La prochaine séance du séminaire de linguistique 2013-2014 de CLLE-ERSSàB aura lieu le jeudi 12 décembre 2013 de 15h30 à 17h30 dans la salle 2 de la MSHA (1er étage).
Elle sera consacrée à l’exposé de Laurence Labrune, Professeur à l’Université Bordeaux-Montaigne et à l’UMR 5263 (CLLE-ERSSÀB) :
Les marqueurs de composition dans les langues: une approche typologique
- avec une attention spéciale au japonais, au coréen, et au basque –
Résumé:
Cette présentation portera sur un mode de composition non représenté à ma connaissance dans les langues indo-européennes, qui consiste à faire subir à l'initiale du second constituant d'un mot composé une altération phonétique sub-segmentale, ladite altération fonctionnant comme marque de composition.
Le cas sans doute le plus connu et le mieux étudié de ce type de composition est le rendaku ("voisement de liaison") du japonais, illustré en (1) à travers deux exemples:
(1)
yama ('montagne') + kawa ('rivière') --> yama-gawa 'rivière de montagne'
yama ('montagne') + sakura ('cerisier') --> yama-zakura 'cerisier sauvage'
En japonais, les consonnes sourdes /h, t, k, s/ placées à l'initiale du second constituant d'un mot composé apparaissent sous les formes voisées /b, d, g, z/ après l'application du rendaku, autrement dit, après composition. L'apparition du rendaku n'est cependant pas systématique. Elle est soumise à de nombreuses conditions dont les interactions sont complexes et qui sont de tous ordres: phonétiques, sémantiques, syntaxiques, sociolinguistiques. Bien qu'un certain nombre de facteurs facilitant, ou au contraire, inhibant l'apparition du rendaku aient pu être identifiés, le phénomène demeure largement imprévisible et fortement irrégulier.
L'objet de cette présentation sera de documenter et de discuter des phénomènes compositionnels similaires au rendaku observables dans d'autres langues que le japonais, mais rarement mentionnés dans la littérature morphologique.
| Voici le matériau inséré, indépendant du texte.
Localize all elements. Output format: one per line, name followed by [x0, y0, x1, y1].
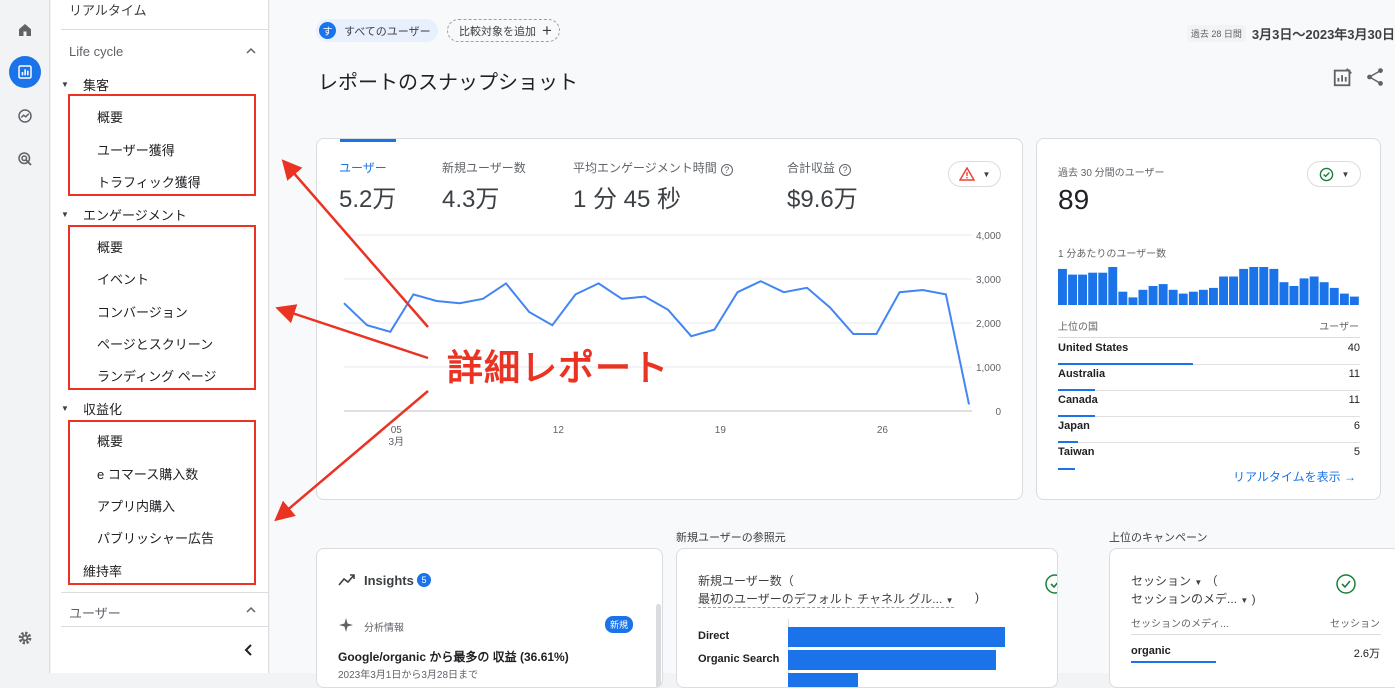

A partir du cas du coréen et du basque, mais aussi du malgache et du slavey, entre autres, on tentera d'établir un ensemble de critères susceptibles de caractériser ce type de procédé compositionnel d'un point de vue typologique. Il s'agira également de réfléchir à la place qu'occupe ce type de procédé de composition parmi tous les autres (plus ou moins bien documentés eux aussi): accentuation propre aux composés, sandhi tonaux, éléments de liaison (du type "bindungs -s" de l'allemand par exemple), voyelle épenthétique du grec moderne, du polonais ou du russe, mutations consonantiques, etc.